3. Mindfulness induction will strengthen the effect of self-control training on aggressive behaviour. Specifically, compared to self-control training participants with no mindfulness induction, self-control training participants who also receive mindfulness induction will:

a. Deliver lower levels of blast intensity to the opponent, particularly on low provocation trials. No strong prediction is made under no provocation or high provocation trials.

b. Wait longer before delivering the maximum blasts to the opponent. c. Deliver lower ratings of anonymous reputation damage to the opponent. 4. The moderation of mindfulness on the link between self-control training and

aggressive behaviour will persist after accounting for the potential influence of individual differences in mindfulness, self-control, aggression (i.e., trait aggression, sensitivity to provocations [SP] and frustrations [SF]), sex, self-harm, ethnicity/culture, and current mindfulness practice.

In addition, we predict that:

5. Mindfulness induction will strengthen the effect of self-control training on self- control performance, as measured by handgrip power after accounting for trait and demographic covariates.

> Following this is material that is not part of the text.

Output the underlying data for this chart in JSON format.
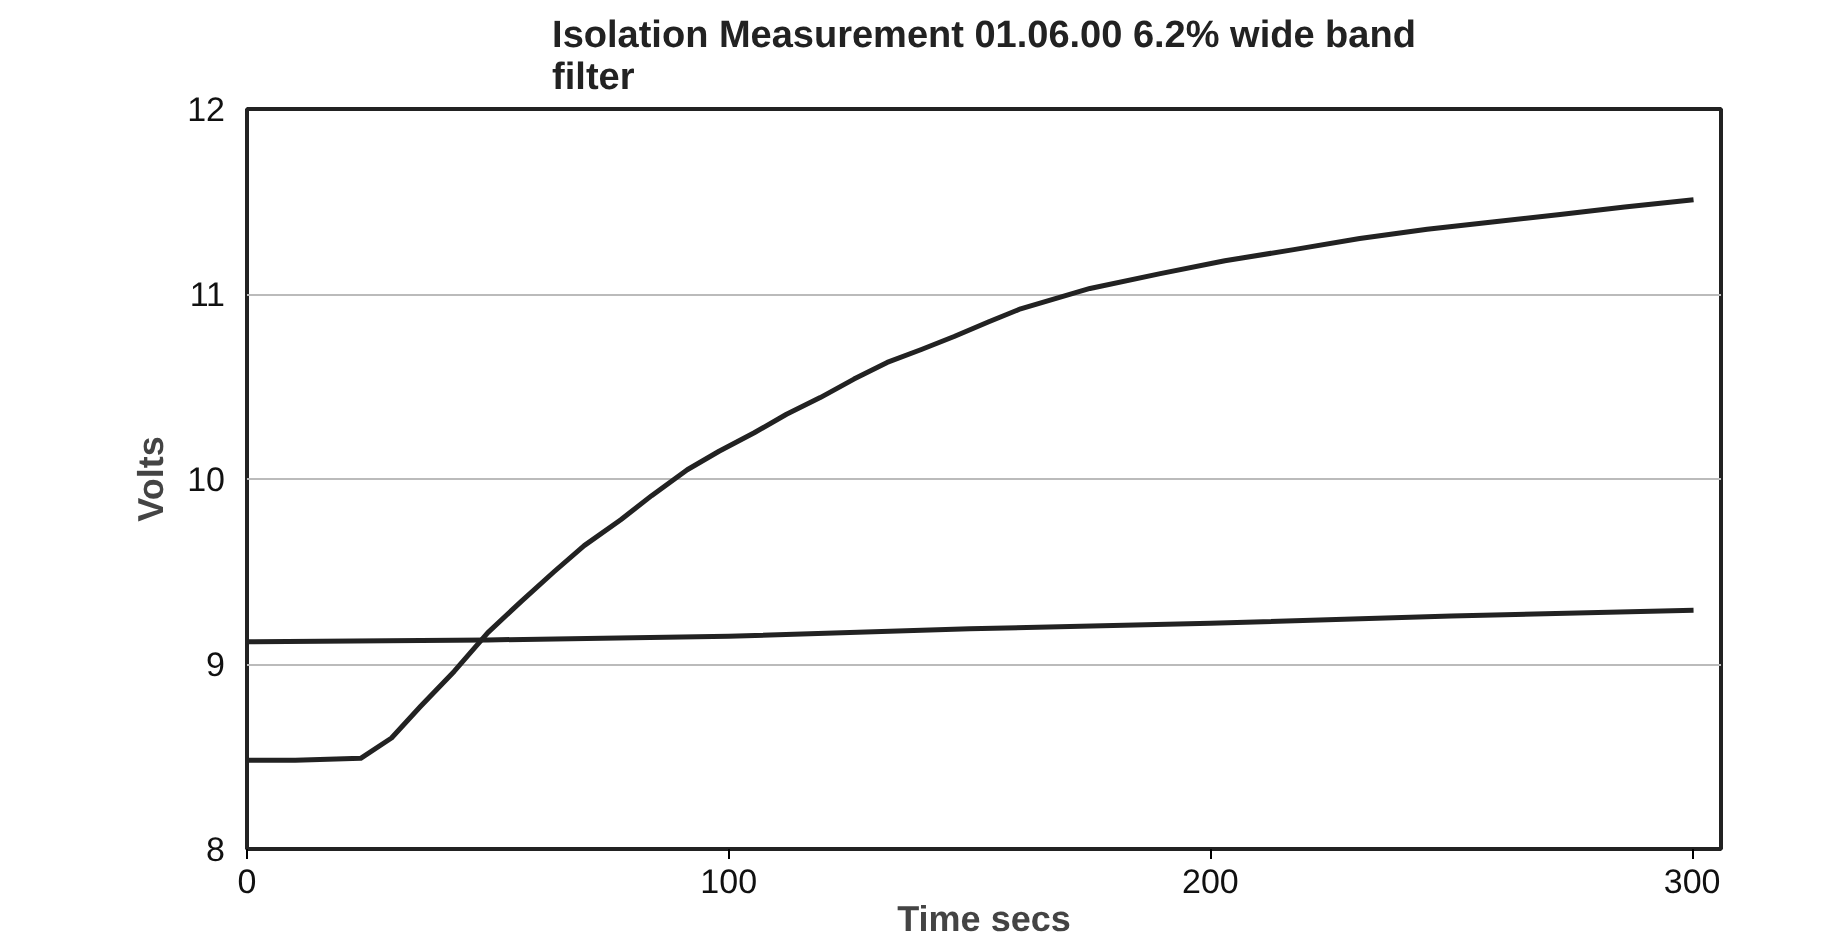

As a whole, we hypothesise that self-control training and mindfulness induction will predict lower levels of aggression and a better self-control (handgrip) performance, after accounting for covariates (personality variables). Moreover, mindfulness induction will strengthen the effect of self-control training on aggression.

3.3 METHODS

3.3.1 Participants

University of Nottingham students took part in two times points of the current study. A total of 147 (72 females) students entered Time 1 of the study. Based on sex, participants were randomly assigned to one of four groups (see randomisation details in the next section). Data were removed from further analyses due to: not attending the Time 2 session (n = 19 from the self-control training condition and n = 18 from the no training condition), not providing any compliance scores to the self- control training (4 participants), and expressing spontaneous suspicions regarding the TCRT task (7 participants). Our final sample consisted of 99 participants (51 females). Participants’ mean age was 20.02 (SD = 2.66). The ethnic distribution was 61.6% White, 29.3% Asian, 7.1% participants rated themselves as “Others”, and 2.0% did not report their ethnical background. Concerning current mindfulness practice, 91.9% participants reported never having encountered mindfulness, 3.0% practised them on a monthly basis, 4.0% on weekly basis, and 1% (1 participant) practised them on daily basis. The experiment lasted from October until November 2011.

3.3.2 Design

To these ends, we conducted a 2 (self-control training vs. no self-control training) x 2 (mindfulness induction vs. relaxation) experimental design (See Figure 3.1 for the flow of participants). Stratified sampling technique was employed to assess the effect of sex, as sex differences in aggression are prevalent in studies using the TCRT tasks (e.g., Anderson et al., 2008; Giancola & Parrott, 2008).

Figure 3.1. Flow of participants through Study 2.